Nella fattispecie, il Tribunale si è trovato proprio a dover decidere una situazione di questo tipo. Infatti, il dante causa dell'attore (la venditrice) aveva dichiarato di avere acquisito la proprietà per usucapione di una parte del compendio ereditario. Una dichiarazione, unilaterale, che non poteva avere alcun valore legale, dal momento che l'usucapione deve essere riconosciuta da una sentenza dichiarativa di accertamento.

Tuttavia, va anche osservato, da un lato, che dallo svolgimento dei fatti sembra pacifico che la venditrice non avesse promosso alcuna azione di usucapione, dal momento che la stessa sarebbe stata pacificamente coltivata dalla società acquirente dopo la compravendita e, dall'altro, che anche a fronte di una mancata sentenza di usucapione la vendita del bene non subisce conseguenze, in quanto gli effetti dell'acquisto si verificano automaticamente.

Questo è l'orientamento della Corte di cassazione che ha affermato che "non è nullo il contratto di compravendita di un immobile sul quale il venditore abbia esercitato il possesso per un tempo sufficiente al compimento dell'usucapione, ancorché l'acquisto della proprietà da parte sua non sia stato giudizialmente accertato in contraddittorio con il precedente proprietario." (Cass. 29 marzo 2018, n. 7853).

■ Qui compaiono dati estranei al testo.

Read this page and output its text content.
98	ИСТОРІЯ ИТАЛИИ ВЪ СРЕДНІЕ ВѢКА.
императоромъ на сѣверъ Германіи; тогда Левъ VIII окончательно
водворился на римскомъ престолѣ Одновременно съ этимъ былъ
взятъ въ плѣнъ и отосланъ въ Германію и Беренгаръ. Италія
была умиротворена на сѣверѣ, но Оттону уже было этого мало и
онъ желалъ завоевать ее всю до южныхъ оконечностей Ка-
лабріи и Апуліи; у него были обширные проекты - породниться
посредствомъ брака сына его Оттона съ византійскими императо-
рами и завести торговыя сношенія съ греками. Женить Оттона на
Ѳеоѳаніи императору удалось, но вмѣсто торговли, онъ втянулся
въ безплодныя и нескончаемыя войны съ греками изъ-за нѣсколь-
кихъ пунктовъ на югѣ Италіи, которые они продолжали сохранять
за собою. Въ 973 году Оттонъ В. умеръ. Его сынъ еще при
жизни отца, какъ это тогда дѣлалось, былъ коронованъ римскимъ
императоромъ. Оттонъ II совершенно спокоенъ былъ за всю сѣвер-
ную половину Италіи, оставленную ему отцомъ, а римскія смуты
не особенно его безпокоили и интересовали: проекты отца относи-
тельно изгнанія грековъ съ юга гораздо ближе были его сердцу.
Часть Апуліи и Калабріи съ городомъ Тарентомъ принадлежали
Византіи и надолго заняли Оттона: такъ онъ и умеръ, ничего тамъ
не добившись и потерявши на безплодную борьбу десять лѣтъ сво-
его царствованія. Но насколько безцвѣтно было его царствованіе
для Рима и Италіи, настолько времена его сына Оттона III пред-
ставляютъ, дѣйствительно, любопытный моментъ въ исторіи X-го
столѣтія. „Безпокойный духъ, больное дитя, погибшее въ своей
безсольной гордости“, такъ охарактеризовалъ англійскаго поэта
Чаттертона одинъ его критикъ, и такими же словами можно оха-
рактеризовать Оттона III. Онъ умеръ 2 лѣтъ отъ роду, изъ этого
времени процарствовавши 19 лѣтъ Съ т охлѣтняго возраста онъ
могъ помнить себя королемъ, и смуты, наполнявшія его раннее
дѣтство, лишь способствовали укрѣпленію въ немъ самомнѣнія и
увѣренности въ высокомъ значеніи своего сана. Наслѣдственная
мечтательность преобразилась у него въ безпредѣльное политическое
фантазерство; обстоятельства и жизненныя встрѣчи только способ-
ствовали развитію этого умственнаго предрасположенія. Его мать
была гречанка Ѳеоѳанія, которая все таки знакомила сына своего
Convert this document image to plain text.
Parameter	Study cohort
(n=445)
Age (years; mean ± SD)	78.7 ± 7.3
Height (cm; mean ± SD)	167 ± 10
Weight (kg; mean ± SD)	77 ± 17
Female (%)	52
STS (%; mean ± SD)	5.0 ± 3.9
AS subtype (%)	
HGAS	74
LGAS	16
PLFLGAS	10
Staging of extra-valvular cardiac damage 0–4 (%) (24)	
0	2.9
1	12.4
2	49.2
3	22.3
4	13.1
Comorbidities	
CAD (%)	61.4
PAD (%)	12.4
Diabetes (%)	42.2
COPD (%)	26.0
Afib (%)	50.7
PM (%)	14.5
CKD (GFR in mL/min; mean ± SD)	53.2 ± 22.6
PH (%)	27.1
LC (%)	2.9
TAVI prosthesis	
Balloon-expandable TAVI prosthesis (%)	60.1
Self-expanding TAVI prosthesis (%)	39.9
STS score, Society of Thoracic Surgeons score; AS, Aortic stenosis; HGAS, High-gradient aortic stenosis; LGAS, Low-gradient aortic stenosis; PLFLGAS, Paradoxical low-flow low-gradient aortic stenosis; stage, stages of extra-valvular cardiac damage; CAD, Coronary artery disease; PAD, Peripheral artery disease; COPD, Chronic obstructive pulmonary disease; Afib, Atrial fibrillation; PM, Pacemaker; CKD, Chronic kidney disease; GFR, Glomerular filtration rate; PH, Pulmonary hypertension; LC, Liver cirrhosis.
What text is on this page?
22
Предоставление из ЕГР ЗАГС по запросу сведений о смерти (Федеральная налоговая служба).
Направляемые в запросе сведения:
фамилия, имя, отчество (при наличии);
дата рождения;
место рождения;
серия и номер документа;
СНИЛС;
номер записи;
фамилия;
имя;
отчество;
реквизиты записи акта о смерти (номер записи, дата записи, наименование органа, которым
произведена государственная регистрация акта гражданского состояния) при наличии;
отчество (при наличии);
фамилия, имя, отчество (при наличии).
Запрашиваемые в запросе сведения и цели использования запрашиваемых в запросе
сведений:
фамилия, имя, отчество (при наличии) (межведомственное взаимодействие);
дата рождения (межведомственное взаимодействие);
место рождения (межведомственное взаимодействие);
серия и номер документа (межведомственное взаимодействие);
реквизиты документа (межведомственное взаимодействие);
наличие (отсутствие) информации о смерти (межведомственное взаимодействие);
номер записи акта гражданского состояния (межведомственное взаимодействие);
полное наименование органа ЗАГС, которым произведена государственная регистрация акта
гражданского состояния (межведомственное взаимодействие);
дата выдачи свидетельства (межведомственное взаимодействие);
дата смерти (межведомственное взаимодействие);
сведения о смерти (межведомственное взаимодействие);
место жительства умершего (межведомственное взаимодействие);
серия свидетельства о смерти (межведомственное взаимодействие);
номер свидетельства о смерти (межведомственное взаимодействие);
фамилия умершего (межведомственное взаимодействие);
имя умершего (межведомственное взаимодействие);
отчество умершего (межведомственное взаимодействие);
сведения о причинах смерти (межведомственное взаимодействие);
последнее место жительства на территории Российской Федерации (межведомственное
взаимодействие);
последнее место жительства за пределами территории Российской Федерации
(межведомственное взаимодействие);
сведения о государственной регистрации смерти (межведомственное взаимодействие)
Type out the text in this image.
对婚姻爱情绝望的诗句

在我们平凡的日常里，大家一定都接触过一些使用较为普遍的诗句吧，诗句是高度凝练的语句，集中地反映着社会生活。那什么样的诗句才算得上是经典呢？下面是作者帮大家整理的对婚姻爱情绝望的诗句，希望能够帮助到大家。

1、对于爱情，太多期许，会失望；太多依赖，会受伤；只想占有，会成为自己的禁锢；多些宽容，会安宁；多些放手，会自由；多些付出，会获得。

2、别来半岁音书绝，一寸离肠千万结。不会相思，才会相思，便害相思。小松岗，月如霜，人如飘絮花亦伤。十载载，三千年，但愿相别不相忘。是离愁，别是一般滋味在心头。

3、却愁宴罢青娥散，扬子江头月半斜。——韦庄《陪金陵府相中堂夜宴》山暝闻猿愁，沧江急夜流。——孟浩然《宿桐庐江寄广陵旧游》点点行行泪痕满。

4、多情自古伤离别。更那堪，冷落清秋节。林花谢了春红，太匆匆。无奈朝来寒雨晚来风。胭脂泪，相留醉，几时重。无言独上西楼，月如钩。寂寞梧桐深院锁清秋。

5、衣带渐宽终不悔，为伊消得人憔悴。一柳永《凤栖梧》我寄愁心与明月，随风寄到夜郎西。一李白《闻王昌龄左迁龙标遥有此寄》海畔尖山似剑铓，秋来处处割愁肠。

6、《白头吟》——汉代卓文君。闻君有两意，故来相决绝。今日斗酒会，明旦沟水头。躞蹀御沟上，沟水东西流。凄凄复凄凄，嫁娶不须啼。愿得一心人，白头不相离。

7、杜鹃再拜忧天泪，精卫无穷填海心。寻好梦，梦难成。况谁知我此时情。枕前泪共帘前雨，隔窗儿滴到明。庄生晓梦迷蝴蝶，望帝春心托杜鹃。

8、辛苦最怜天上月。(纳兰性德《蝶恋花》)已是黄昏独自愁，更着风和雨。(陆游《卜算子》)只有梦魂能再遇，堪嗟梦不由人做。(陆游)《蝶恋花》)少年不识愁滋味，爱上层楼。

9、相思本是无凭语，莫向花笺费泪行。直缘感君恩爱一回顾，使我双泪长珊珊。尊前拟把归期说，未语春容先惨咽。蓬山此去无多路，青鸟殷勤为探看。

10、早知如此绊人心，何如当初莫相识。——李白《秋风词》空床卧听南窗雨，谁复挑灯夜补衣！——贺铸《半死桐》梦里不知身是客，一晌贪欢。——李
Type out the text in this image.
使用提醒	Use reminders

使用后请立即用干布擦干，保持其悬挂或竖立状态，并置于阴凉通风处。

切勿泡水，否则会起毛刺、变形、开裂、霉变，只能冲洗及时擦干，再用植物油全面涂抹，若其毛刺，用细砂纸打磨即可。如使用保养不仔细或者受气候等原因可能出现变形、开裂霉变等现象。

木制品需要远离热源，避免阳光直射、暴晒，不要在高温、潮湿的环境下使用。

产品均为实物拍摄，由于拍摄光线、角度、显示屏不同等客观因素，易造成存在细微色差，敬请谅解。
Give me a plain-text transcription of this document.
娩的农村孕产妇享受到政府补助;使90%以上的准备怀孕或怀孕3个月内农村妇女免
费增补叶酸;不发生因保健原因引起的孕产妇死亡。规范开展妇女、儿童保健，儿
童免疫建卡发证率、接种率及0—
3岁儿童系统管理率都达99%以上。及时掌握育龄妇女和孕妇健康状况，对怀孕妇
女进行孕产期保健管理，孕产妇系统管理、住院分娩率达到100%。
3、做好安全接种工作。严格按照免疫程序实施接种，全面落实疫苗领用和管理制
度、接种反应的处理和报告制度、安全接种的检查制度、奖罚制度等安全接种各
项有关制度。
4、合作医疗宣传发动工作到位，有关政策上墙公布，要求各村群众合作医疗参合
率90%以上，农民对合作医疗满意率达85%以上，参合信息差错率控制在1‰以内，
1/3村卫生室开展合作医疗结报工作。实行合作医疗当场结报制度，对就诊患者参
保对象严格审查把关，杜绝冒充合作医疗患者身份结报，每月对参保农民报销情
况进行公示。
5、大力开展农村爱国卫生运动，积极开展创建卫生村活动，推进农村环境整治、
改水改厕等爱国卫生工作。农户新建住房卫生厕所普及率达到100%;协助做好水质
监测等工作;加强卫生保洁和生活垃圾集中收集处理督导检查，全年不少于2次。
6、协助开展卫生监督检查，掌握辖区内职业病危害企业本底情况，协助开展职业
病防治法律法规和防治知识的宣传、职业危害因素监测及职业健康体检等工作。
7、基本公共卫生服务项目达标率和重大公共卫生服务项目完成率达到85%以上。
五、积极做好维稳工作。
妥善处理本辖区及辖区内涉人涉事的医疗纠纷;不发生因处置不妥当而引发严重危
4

Questo comporta, tuttavia, che il notaio rogante, "in forza un obbligo di informazione e chiarimento nei confronti delle parti, è tenuto a precisare nell'atto, dopo averlo accertato, che il compratore ha ben chiaro il rischio che assume con l'acquisto, mediante apposita clausola da menzionare nel quadro "D" della nota di trascrizione, al fine di segnalare altresì a terzi la carenza della pubblica fede notarile con riguardo alla provenienza dell'immobile e all'inesistenza di formalità pregiudizievoli." (Cass. 12 dicembre 2018, n. 32147; Cass. 28 aprile 2021, n. 11186; Cass. 25 ottobre 2024, n. 27709).

L'attore, quindi, che si era venuto a trovare proprio in questa situazione, per dare certezza all'acquisto effettuato in merito alla sua posizione di esclusivo proprietario del tutto, non poteva fare altro che promuovere un'azione di usucapione nei confronti degli attuali cointestatari, pro indiviso, dei beni in questione.